Die Frau steht gedankenverloren am Fenster, ihr Blick ist in die Ferne gerichtet, auf einen Punkt, den nur sie sehen kann. Das Geräusch einer Tür im Untergeschoss lässt sie zusammenfahren, dann blickt sie wieder hinaus. Sie ist die dritte Frau, die diese Woche im Frauenhaus Hilfe gesucht hat. „Etwa alle drei Tage kommt eine neue Hilfesuchende zu uns“, erzählt Gila Koglin, Sozialpädagogin und seit 24 Jahren Mitarbeiterin im Frauenhaus.
Das Frauenhaus existiert seit 1978 in Kiel, seit 2006 in einem barrierefreien Neubau, bei dessen Planung noch mehr auf die Bedürfnisse der meist stark traumatisierten Frauen eingegangen wurde. Sich sicher fühlen, zur Ruhe kommen, neu anfangen. Das möchte auch die Frau, die gerade neu eingezogen ist. Viele haben körperliche Gewalt erlebt, wurden psychisch unter Druck gesetzt, sozial isoliert und mit der Wegnahme der gemeinsamen Kinder erpresst. Die Unkenntnis über ihre Rechte ließ sie die Situation ertragen, oft über Jahre.
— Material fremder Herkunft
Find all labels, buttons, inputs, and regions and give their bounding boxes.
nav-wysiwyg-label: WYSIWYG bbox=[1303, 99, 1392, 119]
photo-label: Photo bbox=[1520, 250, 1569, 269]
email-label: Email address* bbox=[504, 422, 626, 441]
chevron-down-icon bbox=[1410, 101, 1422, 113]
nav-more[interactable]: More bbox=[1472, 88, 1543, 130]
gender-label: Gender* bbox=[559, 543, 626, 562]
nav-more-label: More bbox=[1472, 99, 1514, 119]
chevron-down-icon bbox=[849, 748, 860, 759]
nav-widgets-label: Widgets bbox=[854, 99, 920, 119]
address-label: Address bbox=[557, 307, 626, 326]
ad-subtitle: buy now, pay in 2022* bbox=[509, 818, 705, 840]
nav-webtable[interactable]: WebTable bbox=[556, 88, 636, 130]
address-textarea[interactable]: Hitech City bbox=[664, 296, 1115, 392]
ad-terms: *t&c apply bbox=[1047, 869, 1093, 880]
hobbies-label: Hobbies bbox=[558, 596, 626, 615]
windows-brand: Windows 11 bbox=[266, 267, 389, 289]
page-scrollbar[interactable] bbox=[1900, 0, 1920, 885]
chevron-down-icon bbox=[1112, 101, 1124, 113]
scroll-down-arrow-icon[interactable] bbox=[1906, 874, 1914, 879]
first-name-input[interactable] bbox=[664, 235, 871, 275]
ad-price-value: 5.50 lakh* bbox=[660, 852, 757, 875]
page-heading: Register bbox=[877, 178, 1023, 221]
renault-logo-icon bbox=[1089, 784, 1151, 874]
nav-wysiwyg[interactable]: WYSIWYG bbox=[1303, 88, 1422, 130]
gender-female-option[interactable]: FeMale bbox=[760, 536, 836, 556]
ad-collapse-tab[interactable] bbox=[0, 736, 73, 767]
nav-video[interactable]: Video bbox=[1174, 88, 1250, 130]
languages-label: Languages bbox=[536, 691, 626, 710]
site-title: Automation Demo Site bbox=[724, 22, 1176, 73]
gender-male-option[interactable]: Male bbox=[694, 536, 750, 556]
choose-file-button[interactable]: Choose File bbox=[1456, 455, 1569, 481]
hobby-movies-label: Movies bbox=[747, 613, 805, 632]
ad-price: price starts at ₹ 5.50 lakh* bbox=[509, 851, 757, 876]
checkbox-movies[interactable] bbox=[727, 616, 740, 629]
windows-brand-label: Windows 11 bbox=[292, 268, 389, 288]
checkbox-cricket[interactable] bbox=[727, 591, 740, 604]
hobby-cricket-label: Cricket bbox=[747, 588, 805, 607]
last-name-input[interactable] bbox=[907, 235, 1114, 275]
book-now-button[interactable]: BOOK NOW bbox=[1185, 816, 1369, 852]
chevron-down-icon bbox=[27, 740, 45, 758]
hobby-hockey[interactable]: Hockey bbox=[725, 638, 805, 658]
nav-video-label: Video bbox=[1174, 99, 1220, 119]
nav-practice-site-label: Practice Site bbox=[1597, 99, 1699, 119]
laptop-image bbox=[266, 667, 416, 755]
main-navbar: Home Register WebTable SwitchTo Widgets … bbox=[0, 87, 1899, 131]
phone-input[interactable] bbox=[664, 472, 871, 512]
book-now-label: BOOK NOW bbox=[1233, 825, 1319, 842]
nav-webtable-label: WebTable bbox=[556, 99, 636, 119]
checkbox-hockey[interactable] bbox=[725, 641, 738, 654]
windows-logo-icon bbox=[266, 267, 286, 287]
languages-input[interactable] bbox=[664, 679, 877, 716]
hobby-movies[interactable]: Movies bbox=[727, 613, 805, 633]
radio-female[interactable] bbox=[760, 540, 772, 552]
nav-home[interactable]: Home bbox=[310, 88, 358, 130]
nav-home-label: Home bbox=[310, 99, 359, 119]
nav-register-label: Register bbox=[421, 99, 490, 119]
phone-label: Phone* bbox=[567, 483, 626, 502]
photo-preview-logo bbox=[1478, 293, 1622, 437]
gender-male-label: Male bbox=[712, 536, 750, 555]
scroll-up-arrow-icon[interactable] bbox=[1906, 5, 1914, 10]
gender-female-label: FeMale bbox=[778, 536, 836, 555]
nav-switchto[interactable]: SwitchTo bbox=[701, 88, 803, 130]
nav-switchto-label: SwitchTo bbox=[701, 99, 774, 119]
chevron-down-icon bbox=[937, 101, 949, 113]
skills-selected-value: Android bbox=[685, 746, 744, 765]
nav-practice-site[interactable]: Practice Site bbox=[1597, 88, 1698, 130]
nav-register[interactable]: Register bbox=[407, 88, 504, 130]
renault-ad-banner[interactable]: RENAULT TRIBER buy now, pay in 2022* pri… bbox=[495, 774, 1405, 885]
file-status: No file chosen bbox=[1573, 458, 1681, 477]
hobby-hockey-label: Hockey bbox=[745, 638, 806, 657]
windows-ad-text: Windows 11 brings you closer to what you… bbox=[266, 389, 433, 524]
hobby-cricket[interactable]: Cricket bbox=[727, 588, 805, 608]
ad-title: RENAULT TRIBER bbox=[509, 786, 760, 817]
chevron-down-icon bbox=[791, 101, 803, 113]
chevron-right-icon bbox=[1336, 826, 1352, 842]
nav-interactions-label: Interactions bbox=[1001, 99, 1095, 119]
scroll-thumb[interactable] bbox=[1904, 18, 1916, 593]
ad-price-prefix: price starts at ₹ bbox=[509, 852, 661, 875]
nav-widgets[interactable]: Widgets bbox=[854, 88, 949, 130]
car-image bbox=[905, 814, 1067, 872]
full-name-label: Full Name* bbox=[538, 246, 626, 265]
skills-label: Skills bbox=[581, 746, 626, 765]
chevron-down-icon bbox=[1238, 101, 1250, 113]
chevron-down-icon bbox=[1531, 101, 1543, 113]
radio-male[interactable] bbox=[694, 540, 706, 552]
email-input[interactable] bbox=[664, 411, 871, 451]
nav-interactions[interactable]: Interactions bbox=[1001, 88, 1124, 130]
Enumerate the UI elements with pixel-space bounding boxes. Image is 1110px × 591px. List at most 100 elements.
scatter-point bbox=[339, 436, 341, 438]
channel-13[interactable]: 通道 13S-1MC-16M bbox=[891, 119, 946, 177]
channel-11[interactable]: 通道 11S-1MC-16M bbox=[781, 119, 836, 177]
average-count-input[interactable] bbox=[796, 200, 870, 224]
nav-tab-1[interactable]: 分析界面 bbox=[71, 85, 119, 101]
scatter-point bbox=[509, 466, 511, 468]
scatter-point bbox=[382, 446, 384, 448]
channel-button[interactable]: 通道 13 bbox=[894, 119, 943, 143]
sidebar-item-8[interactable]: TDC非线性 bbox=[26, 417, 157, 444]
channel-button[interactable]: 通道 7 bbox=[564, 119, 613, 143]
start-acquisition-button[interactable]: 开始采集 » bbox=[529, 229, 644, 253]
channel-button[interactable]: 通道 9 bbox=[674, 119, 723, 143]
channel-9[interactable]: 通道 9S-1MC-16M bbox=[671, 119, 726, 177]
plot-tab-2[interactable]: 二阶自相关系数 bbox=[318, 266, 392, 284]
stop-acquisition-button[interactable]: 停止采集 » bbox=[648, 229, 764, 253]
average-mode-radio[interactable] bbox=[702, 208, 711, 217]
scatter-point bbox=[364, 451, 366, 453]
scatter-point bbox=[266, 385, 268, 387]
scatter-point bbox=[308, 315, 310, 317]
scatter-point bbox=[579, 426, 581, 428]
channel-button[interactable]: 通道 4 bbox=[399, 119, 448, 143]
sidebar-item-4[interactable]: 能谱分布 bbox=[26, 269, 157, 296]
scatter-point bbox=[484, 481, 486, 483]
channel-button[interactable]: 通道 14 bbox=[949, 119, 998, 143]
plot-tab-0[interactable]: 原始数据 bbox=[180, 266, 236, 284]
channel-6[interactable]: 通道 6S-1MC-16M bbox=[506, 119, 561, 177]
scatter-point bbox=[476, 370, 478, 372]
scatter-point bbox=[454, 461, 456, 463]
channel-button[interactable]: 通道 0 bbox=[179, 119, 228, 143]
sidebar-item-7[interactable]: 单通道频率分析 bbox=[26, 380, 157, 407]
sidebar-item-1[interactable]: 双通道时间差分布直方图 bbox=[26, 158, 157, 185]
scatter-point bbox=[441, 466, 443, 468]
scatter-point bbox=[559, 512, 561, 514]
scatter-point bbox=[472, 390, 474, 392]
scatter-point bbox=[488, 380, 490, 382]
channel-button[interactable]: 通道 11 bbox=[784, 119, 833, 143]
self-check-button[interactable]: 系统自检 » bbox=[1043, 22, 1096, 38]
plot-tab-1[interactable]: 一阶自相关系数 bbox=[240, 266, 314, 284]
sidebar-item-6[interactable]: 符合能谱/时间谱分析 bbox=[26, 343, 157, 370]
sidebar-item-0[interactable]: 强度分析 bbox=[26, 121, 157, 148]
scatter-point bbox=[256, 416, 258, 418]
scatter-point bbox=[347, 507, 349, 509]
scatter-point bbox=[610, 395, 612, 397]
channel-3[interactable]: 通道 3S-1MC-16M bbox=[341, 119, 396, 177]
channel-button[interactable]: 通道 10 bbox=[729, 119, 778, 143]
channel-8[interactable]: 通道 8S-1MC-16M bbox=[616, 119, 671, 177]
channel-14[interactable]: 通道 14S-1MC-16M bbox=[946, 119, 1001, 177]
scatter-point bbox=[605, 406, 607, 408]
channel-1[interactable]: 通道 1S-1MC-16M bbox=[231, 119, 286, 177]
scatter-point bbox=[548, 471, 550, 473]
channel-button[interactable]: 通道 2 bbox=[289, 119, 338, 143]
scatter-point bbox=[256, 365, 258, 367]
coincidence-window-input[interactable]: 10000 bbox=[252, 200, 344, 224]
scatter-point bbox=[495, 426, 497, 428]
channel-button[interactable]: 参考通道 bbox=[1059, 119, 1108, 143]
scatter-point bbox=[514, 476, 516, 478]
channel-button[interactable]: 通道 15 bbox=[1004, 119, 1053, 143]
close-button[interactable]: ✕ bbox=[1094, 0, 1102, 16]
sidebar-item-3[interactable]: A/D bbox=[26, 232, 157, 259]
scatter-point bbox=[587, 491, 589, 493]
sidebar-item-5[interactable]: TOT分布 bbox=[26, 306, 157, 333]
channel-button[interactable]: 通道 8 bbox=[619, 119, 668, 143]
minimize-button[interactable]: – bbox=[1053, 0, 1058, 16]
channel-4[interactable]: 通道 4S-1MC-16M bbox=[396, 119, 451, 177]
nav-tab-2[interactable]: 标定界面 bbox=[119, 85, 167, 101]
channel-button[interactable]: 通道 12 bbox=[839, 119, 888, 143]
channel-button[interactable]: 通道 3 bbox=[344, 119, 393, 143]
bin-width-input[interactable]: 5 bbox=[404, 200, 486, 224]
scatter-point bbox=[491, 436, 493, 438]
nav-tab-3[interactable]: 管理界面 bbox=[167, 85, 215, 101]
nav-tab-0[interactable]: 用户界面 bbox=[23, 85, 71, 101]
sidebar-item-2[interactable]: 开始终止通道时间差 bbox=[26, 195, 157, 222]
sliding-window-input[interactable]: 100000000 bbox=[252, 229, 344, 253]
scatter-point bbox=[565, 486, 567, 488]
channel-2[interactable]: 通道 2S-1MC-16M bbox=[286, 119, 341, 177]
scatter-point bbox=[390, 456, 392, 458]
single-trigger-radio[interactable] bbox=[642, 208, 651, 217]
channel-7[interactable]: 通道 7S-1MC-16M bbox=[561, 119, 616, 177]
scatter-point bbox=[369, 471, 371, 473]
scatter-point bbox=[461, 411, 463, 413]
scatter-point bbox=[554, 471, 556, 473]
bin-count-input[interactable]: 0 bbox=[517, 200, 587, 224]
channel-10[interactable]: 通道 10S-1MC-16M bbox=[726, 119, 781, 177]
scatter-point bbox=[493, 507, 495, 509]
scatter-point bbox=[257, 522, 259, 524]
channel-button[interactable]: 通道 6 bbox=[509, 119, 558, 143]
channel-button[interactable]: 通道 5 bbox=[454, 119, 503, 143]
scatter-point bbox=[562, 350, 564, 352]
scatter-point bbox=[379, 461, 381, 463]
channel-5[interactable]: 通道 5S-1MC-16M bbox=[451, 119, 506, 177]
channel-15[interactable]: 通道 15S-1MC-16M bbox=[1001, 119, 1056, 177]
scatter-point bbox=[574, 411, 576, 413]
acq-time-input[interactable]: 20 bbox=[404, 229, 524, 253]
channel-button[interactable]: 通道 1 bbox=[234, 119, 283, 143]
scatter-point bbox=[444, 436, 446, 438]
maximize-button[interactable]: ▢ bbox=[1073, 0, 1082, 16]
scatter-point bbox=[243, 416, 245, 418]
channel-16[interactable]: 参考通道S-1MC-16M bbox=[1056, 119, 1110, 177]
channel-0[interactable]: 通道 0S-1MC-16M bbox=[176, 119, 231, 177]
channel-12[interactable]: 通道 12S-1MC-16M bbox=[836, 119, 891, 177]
Örtliche Behörden arbeiten eng mit dem Frauenhaus zusammen, um gefährdete Frauen zu erkennen. „Es kommt häufig vor, dass Frauen direkt von einem Polizeieinsatz zu uns gebracht werden. Viele von ihnen wissen nicht einmal, was ein Frauenhaus ist“, erklärt Maria Echaniz, Doktorin für Frauengeschichte und seit zehn Jahren Mitarbeiterin im Frauenhaus. Andere kommen über die Beratungsstelle „Lerche“ in der Holstenstraße, die eng mit dem Frauenhaus zusammenarbeitet.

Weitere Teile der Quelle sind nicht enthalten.